ГЛАВА 9






Во второй раз за день у Рекоша свело живот, и он упал, теперь уже не в грязь и камни, а в поток воды.

Как бы глупо это ни было, он не мог не задаться вопросом, неужели именно так ощущается полет. Было ли это то же самое ощущение, которое испытывали Ахмья и другие люди во время путешествия через звезды?

Его спина ударилась о воду, которая на ощупь была скорее твердой землей, чем жидкостью, а левая передняя нога врезалась во что-то твердое и неподатливое. Вспышки боли сотрясали его тело и разум. Все погрузилось во тьму и безмолвие, как будто в одной из самых глубоких и темных пещер Такарала погасили костер из хвороста. Несмотря на всю эту боль, он не чувствовал… ничего. Он был ничем.

Нет. Не ничего. Нужно защитить ее…

Мою пару.

Звук и ощущения вернулись. Грудь горела от нехватки воздуха, и давление внутри было невыносимым. Бурлящая вода сомкнулась вокруг него, водопад тянул его глубже, глубже, глубже, а его руки… были пусты.

Его руки были пусты.

Нет!

Отчаянно пытаясь выпрямиться, он нащупал шелковую привязь. Все вокруг было темным, бурлящим, мутным, настолько, что он ничего не мог разглядеть. Но цепкие пальцы нащупали веревку, и Рекош потянул. Она натянулась. Он потянул сильнее.

Рекош нашел Ахмью на другом конце нити и заключил ее в объятия.

Но что-то было не так. Почему она не обняла его в ответ? Почему она была такой бездвижной, такой вялой?

Каждая клятва, которую он знал на языке вриксов, гремела у него в голове, сопровождаемая всеми человеческими проклятиями, которым его научили. Он прижал Ахмью к груди, не обращая внимания на огонь в легких и боль, исходящую от каждой части тела, и поплыл к тому, что, как он надеялся, было поверхностью.

Каждый удар его сердец был тяжелее и громче предыдущего, пока они не стали всем, что он мог слышать. В голове бушевало еще больше мыслей, и сильные эмоции, должно быть, сотрясали грудь, но он не воспринимал ни одной из них.
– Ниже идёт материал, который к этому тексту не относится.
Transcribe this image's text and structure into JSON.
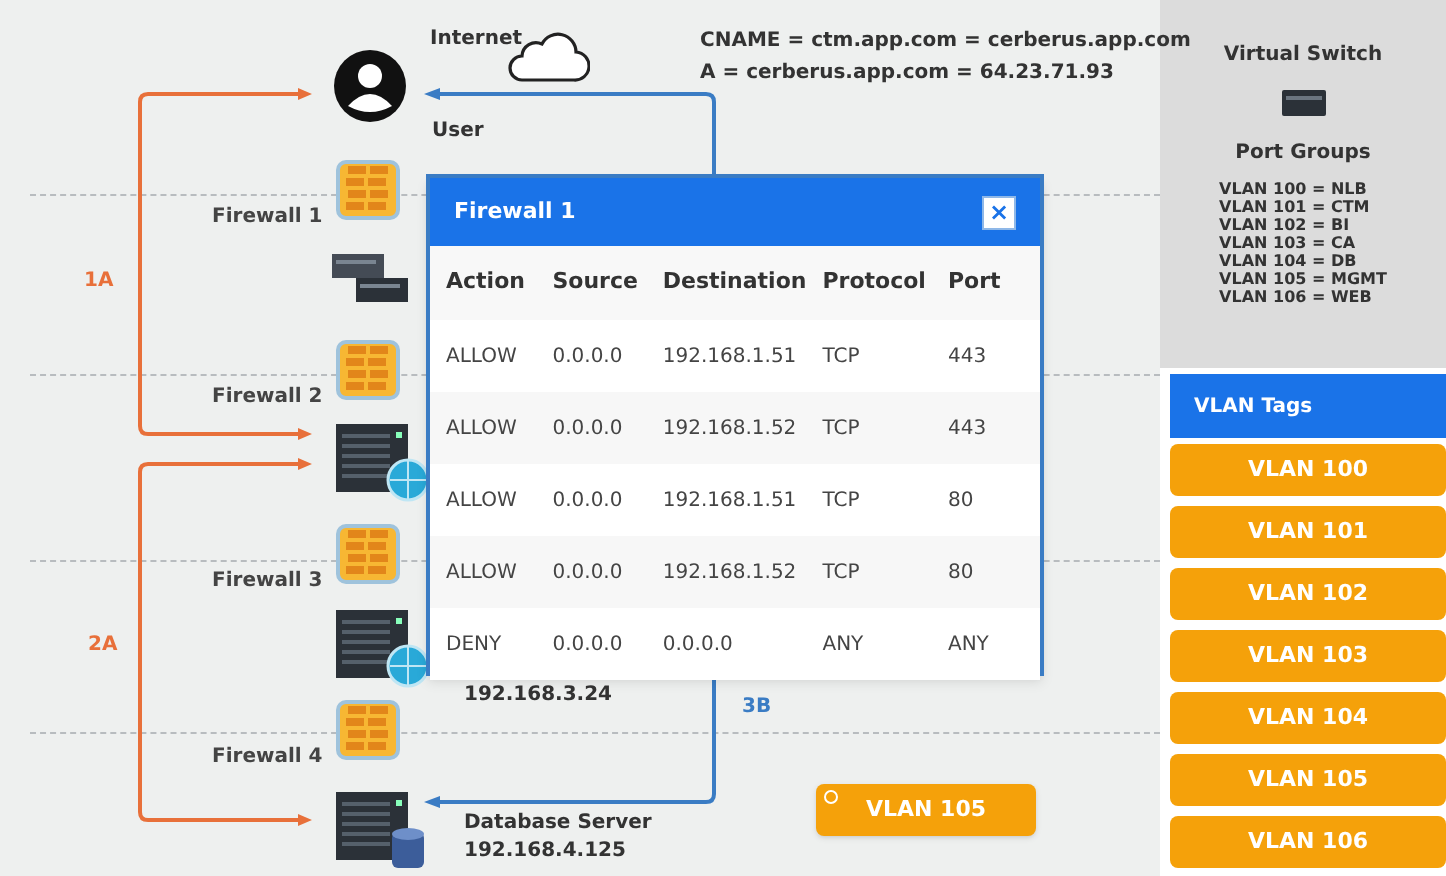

Он осознавал только неподвижное тело Ахмьи и невероятное пространство воды, отделяющее его от воздуха, в котором они оба отчаянно нуждались.

Он вынырнул на поверхность с неровным вдохом, который ощущался так, словно тысячи костяных игл пронзили его горло и грудь изнутри. Подняв голову Ахмьи выше поверхности, он поплыл к берегу.

Как только ноги коснулись дна, Рекош побежал.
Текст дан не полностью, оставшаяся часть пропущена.